Le questionnement est perpétuel, tout au long du jeu. Masahi Tsuboyama, le directeur artistique, a voulu instaurer un visuel morbide, dérangeant mais néanmoins attirant et mystérieux. Tout dans cet univers transpire la folie furieuse, l'horreur et le macabre. Comme Charles Baudelaire a su changer la boue en or avec Les Fleurs du Mal, les concepteurs de Silent Hill ont su créer le beau avec du morbide. Le premier opus fonctionne sur ce principe de l’évolution du concept de la beauté puisqu’il a pour sous-titre  Poetry of the death , la poésie de la mort.

L’idée de la mort comme altération de notre condition attise la perception du glauque comme une réalité a-morale.

Joel Peter Witkin se sert de l’image du cadavre ou de la dégénérescence du corps pour réaliser une œuvre régulièrement controversée par les uns et adulée par les autres. Il est vrai qu’il est impossible de rester indifférent devant une photo de Witkin, soit on aime, soit on exècre. S'il est des artistes dont l’œuvre ne peut laisser indifférent, Joel-Peter Witkin en fait indéniablement partie. L’artiste est connu et reconnu pour ses œuvres choquantes montrant des individus étranges dans des mises en scène à la limite du soutenable. Que de scandales autour de ses photos, tapages dus entre autres aux sujets et aux modèles, Witkin trouva sa voie parmi les monstres, les cadavres, les perversions de tous acabits, le tout mis en scène très habilement et méticuleusement. « Dans ce monde qui a perdu ses repères et qui agonise, certains me prennent pour un sombre fou qui ressasse ses quelques idées. J'ai été comparé à un meurtrier en série visuel par la presse parisienne. Mon seul crime en série est d'écraser mes boîtes de céréales avant de les jeter à la poubelle. » Witkin est conscient du caractère perturbateur de son art. « Je ne suis plus l’observateur impuissant, mais l’objectif qui veut partager l’enfer ».

Philippe Fichot se fait lui aussi le porte-parole de l’altération des valeurs morales envisagée ici comme processus de réflexion sur la condition artistique. « Mon point de vue de départ qui était de catalyser une sorte de réaction face à l’immobilisme et au conformisme s’est transformé en un certain détachement suite à l’exploitation sans âme et sans concept de l’imagerie fetish. Une sorte de perversion des perversions. » L’artiste se doit de réagir et d’envisager une mutation des limites de la morale. Le terrain de jeu du glauque nécessite un espace plus vaste que celui confiné entre le Bien d’un côté et le Mal de l’autre.

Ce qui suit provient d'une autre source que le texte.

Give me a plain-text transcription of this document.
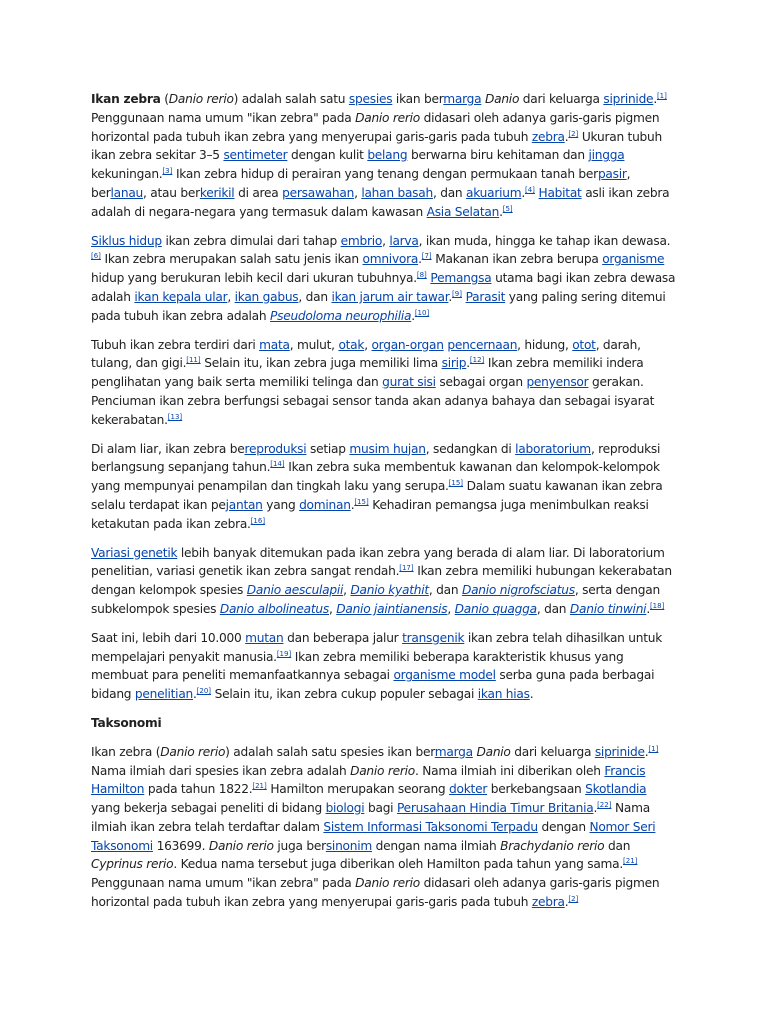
Ikan zebra (Danio rerio) adalah salah satu spesies ikan bermarga Danio dari keluarga siprinide.[1] Penggunaan nama umum "ikan zebra" pada Danio rerio didasari oleh adanya garis-garis pigmen horizontal pada tubuh ikan zebra yang menyerupai garis-garis pada tubuh zebra.[2] Ukuran tubuh ikan zebra sekitar 3–5 sentimeter dengan kulit belang berwarna biru kehitaman dan jingga kekuningan.[3] Ikan zebra hidup di perairan yang tenang dengan permukaan tanah berpasir, berlanau, atau berkerikil di area persawahan, lahan basah, dan akuarium.[4] Habitat asli ikan zebra adalah di negara-negara yang termasuk dalam kawasan Asia Selatan.[5]

Siklus hidup ikan zebra dimulai dari tahap embrio, larva, ikan muda, hingga ke tahap ikan dewasa.[6] Ikan zebra merupakan salah satu jenis ikan omnivora.[7] Makanan ikan zebra berupa organisme hidup yang berukuran lebih kecil dari ukuran tubuhnya.[8] Pemangsa utama bagi ikan zebra dewasa adalah ikan kepala ular, ikan gabus, dan ikan jarum air tawar.[9] Parasit yang paling sering ditemui pada tubuh ikan zebra adalah Pseudoloma neurophilia.[10]

Tubuh ikan zebra terdiri dari mata, mulut, otak, organ-organ pencernaan, hidung, otot, darah, tulang, dan gigi.[11] Selain itu, ikan zebra juga memiliki lima sirip.[12] Ikan zebra memiliki indera penglihatan yang baik serta memiliki telinga dan gurat sisi sebagai organ penyensor gerakan. Penciuman ikan zebra berfungsi sebagai sensor tanda akan adanya bahaya dan sebagai isyarat kekerabatan.[13]

Di alam liar, ikan zebra bereproduksi setiap musim hujan, sedangkan di laboratorium, reproduksi berlangsung sepanjang tahun.[14] Ikan zebra suka membentuk kawanan dan kelompok-kelompok yang mempunyai penampilan dan tingkah laku yang serupa.[15] Dalam suatu kawanan ikan zebra selalu terdapat ikan pejantan yang dominan.[15] Kehadiran pemangsa juga menimbulkan reaksi ketakutan pada ikan zebra.[16]

Variasi genetik lebih banyak ditemukan pada ikan zebra yang berada di alam liar. Di laboratorium penelitian, variasi genetik ikan zebra sangat rendah.[17] Ikan zebra memiliki hubungan kekerabatan dengan kelompok spesies Danio aesculapii, Danio kyathit, dan Danio nigrofsciatus, serta dengan subkelompok spesies Danio albolineatus, Danio jaintianensis, Danio quagga, dan Danio tinwini.[18]

Saat ini, lebih dari 10.000 mutan dan beberapa jalur transgenik ikan zebra telah dihasilkan untuk mempelajari penyakit manusia.[19] Ikan zebra memiliki beberapa karakteristik khusus yang membuat para peneliti memanfaatkannya sebagai organisme model serba guna pada berbagai bidang penelitian.[20] Selain itu, ikan zebra cukup populer sebagai ikan hias.

Taksonomi

Ikan zebra (Danio rerio) adalah salah satu spesies ikan bermarga Danio dari keluarga siprinide.[1] Nama ilmiah dari spesies ikan zebra adalah Danio rerio. Nama ilmiah ini diberikan oleh Francis Hamilton pada tahun 1822.[21] Hamilton merupakan seorang dokter berkebangsaan Skotlandia yang bekerja sebagai peneliti di bidang biologi bagi Perusahaan Hindia Timur Britania.[22] Nama ilmiah ikan zebra telah terdaftar dalam Sistem Informasi Taksonomi Terpadu dengan Nomor Seri Taksonomi 163699. Danio rerio juga bersinonim dengan nama ilmiah Brachydanio rerio dan Cyprinus rerio. Kedua nama tersebut juga diberikan oleh Hamilton pada tahun yang sama.[21] Penggunaan nama umum "ikan zebra" pada Danio rerio didasari oleh adanya garis-garis pigmen horizontal pada tubuh ikan zebra yang menyerupai garis-garis pada tubuh zebra.[2]
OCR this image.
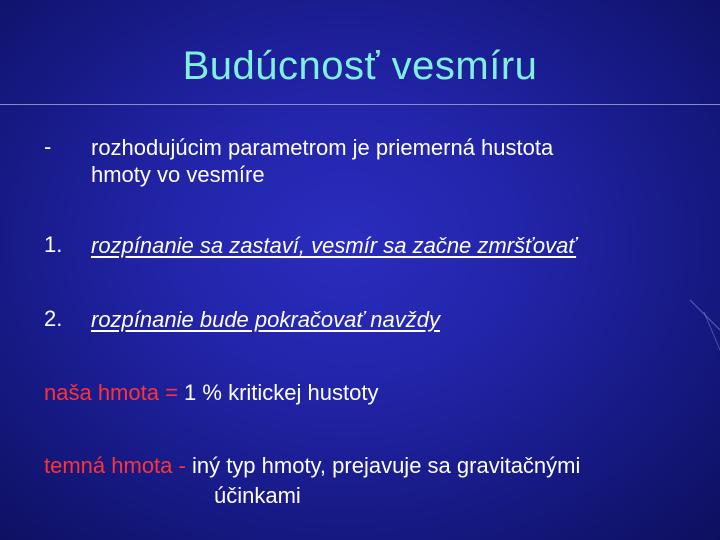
Budúcnosť vesmíru
- rozhodujúcim parametrom je priemerná hustota
hmoty vo vesmíre
1. rozpínanie sa zastaví, vesmír sa začne zmršťovať
2. rozpínanie bude pokračovať navždy
naša hmota = 1 % kritickej hustoty
temná hmota - iný typ hmoty, prejavuje sa gravitačnými
účinkami
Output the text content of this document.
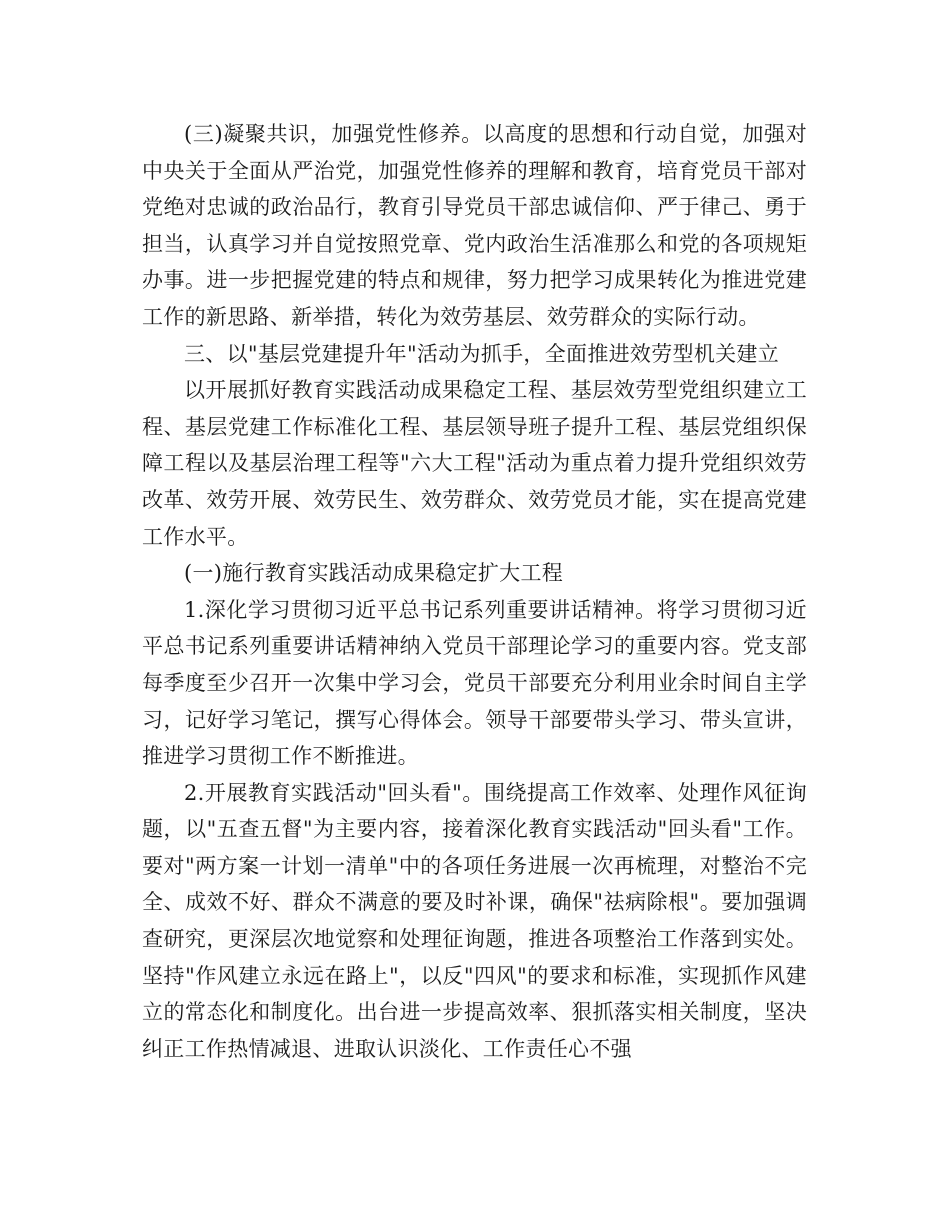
(三)凝聚共识，加强党性修养。以高度的思想和行动自觉，加强对中央关于全面从严治党，加强党性修养的理解和教育，培育党员干部对党绝对忠诚的政治品行，教育引导党员干部忠诚信仰、严于律己、勇于担当，认真学习并自觉按照党章、党内政治生活准那么和党的各项规矩办事。进一步把握党建的特点和规律，努力把学习成果转化为推进党建工作的新思路、新举措，转化为效劳基层、效劳群众的实际行动。

三、以"基层党建提升年"活动为抓手，全面推进效劳型机关建立

以开展抓好教育实践活动成果稳定工程、基层效劳型党组织建立工程、基层党建工作标准化工程、基层领导班子提升工程、基层党组织保障工程以及基层治理工程等"六大工程"活动为重点着力提升党组织效劳改革、效劳开展、效劳民生、效劳群众、效劳党员才能，实在提高党建工作水平。

(一)施行教育实践活动成果稳定扩大工程

1.深化学习贯彻习近平总书记系列重要讲话精神。将学习贯彻习近平总书记系列重要讲话精神纳入党员干部理论学习的重要内容。党支部每季度至少召开一次集中学习会，党员干部要充分利用业余时间自主学习，记好学习笔记，撰写心得体会。领导干部要带头学习、带头宣讲，推进学习贯彻工作不断推进。

2.开展教育实践活动"回头看"。围绕提高工作效率、处理作风征询题，以"五查五督"为主要内容，接着深化教育实践活动"回头看"工作。要对"两方案一计划一清单"中的各项任务进展一次再梳理，对整治不完全、成效不好、群众不满意的要及时补课，确保"祛病除根"。要加强调查研究，更深层次地觉察和处理征询题，推进各项整治工作落到实处。坚持"作风建立永远在路上"，以反"四风"的要求和标准，实现抓作风建立的常态化和制度化。出台进一步提高效率、狠抓落实相关制度，坚决纠正工作热情减退、进取认识淡化、工作责任心不强
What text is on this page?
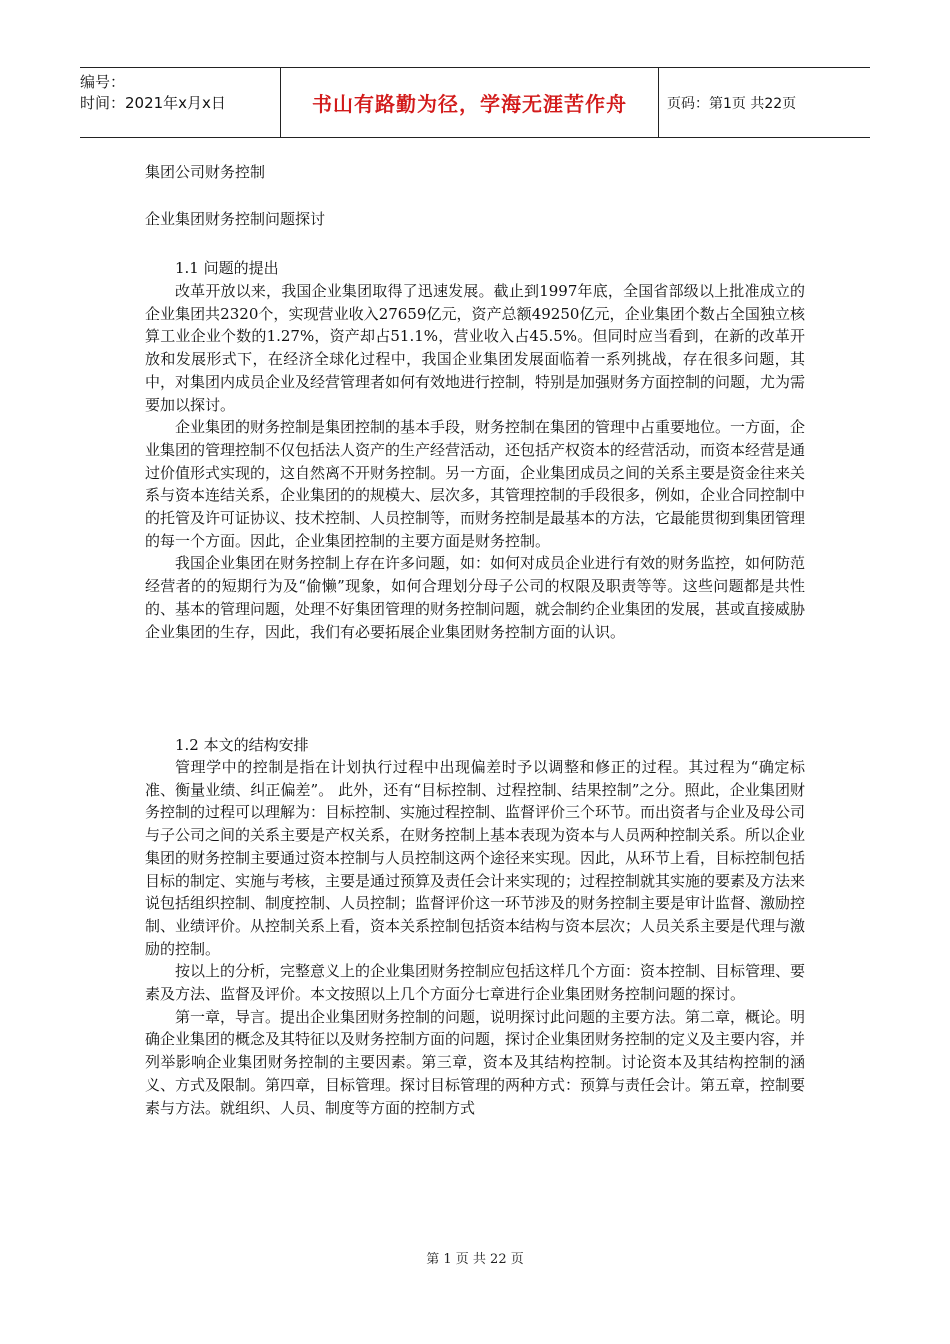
编号：
时间：2021年x月x日	书山有路勤为径，学海无涯苦作舟	页码：第1页 共22页
集团公司财务控制
企业集团财务控制问题探讨
1.1 问题的提出

改革开放以来，我国企业集团取得了迅速发展。截止到1997年底，全国省部级以上批准成立的企业集团共2320个，实现营业收入27659亿元，资产总额49250亿元，企业集团个数占全国独立核算工业企业个数的1.27%，资产却占51.1%，营业收入占45.5%。但同时应当看到，在新的改革开放和发展形式下，在经济全球化过程中，我国企业集团发展面临着一系列挑战，存在很多问题，其中，对集团内成员企业及经营管理者如何有效地进行控制，特别是加强财务方面控制的问题，尤为需要加以探讨。

企业集团的财务控制是集团控制的基本手段，财务控制在集团的管理中占重要地位。一方面，企业集团的管理控制不仅包括法人资产的生产经营活动，还包括产权资本的经营活动，而资本经营是通过价值形式实现的，这自然离不开财务控制。另一方面，企业集团成员之间的关系主要是资金往来关系与资本连结关系，企业集团的的规模大、层次多，其管理控制的手段很多，例如，企业合同控制中的托管及许可证协议、技术控制、人员控制等，而财务控制是最基本的方法，它最能贯彻到集团管理的每一个方面。因此，企业集团控制的主要方面是财务控制。

我国企业集团在财务控制上存在许多问题，如：如何对成员企业进行有效的财务监控，如何防范经营者的的短期行为及“偷懒”现象，如何合理划分母子公司的权限及职责等等。这些问题都是共性的、基本的管理问题，处理不好集团管理的财务控制问题，就会制约企业集团的发展，甚或直接威胁企业集团的生存，因此，我们有必要拓展企业集团财务控制方面的认识。

1.2 本文的结构安排

管理学中的控制是指在计划执行过程中出现偏差时予以调整和修正的过程。其过程为“确定标准、衡量业绩、纠正偏差”。 此外，还有“目标控制、过程控制、结果控制”之分。照此，企业集团财务控制的过程可以理解为：目标控制、实施过程控制、监督评价三个环节。而出资者与企业及母公司与子公司之间的关系主要是产权关系，在财务控制上基本表现为资本与人员两种控制关系。所以企业集团的财务控制主要通过资本控制与人员控制这两个途径来实现。因此，从环节上看，目标控制包括目标的制定、实施与考核，主要是通过预算及责任会计来实现的；过程控制就其实施的要素及方法来说包括组织控制、制度控制、人员控制；监督评价这一环节涉及的财务控制主要是审计监督、激励控制、业绩评价。从控制关系上看，资本关系控制包括资本结构与资本层次；人员关系主要是代理与激励的控制。

按以上的分析，完整意义上的企业集团财务控制应包括这样几个方面：资本控制、目标管理、要素及方法、监督及评价。本文按照以上几个方面分七章进行企业集团财务控制问题的探讨。

第一章，导言。提出企业集团财务控制的问题，说明探讨此问题的主要方法。第二章，概论。明确企业集团的概念及其特征以及财务控制方面的问题，探讨企业集团财务控制的定义及主要内容，并列举影响企业集团财务控制的主要因素。第三章，资本及其结构控制。讨论资本及其结构控制的涵义、方式及限制。第四章，目标管理。探讨目标管理的两种方式：预算与责任会计。第五章，控制要素与方法。就组织、人员、制度等方面的控制方式

第 1 页 共 22 页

Mais l’artiste n’est pas pour autant un être révolté qui refus toute limitation éthique. « Celui qui refuse la morale n’est pas abject, il peut y avoir de la grandeur dans l’amorale. »

L’acteur du glauque poursuit une quête et revendique un renouveau du concept de moralité. L’esthétique du glauque s’envisage alors comme une découverte, une avancée par rapport aux autres modes de représentation proposés jusqu’alors.
La réalité altérée revendique des préceptes fondamentalement hors limites et immoraux. Cette absence d’éthique et de déontologie bouleverse les convictions du spectateur. Ses repères des valeurs morales ne sont plus sûres. Le simple fait qu’il se laisse allé à la contemplation des images glauques le place dans une position de voyeur. Son comportement est alors pervertit. « Nous avons affaire à une mutation qui nous fait passer d’une économie organisée par le refoulement à une économie organisée par l’exhibition de la jouissance. »  La perversion de l’image glauque est source de fascination et de satisfaction.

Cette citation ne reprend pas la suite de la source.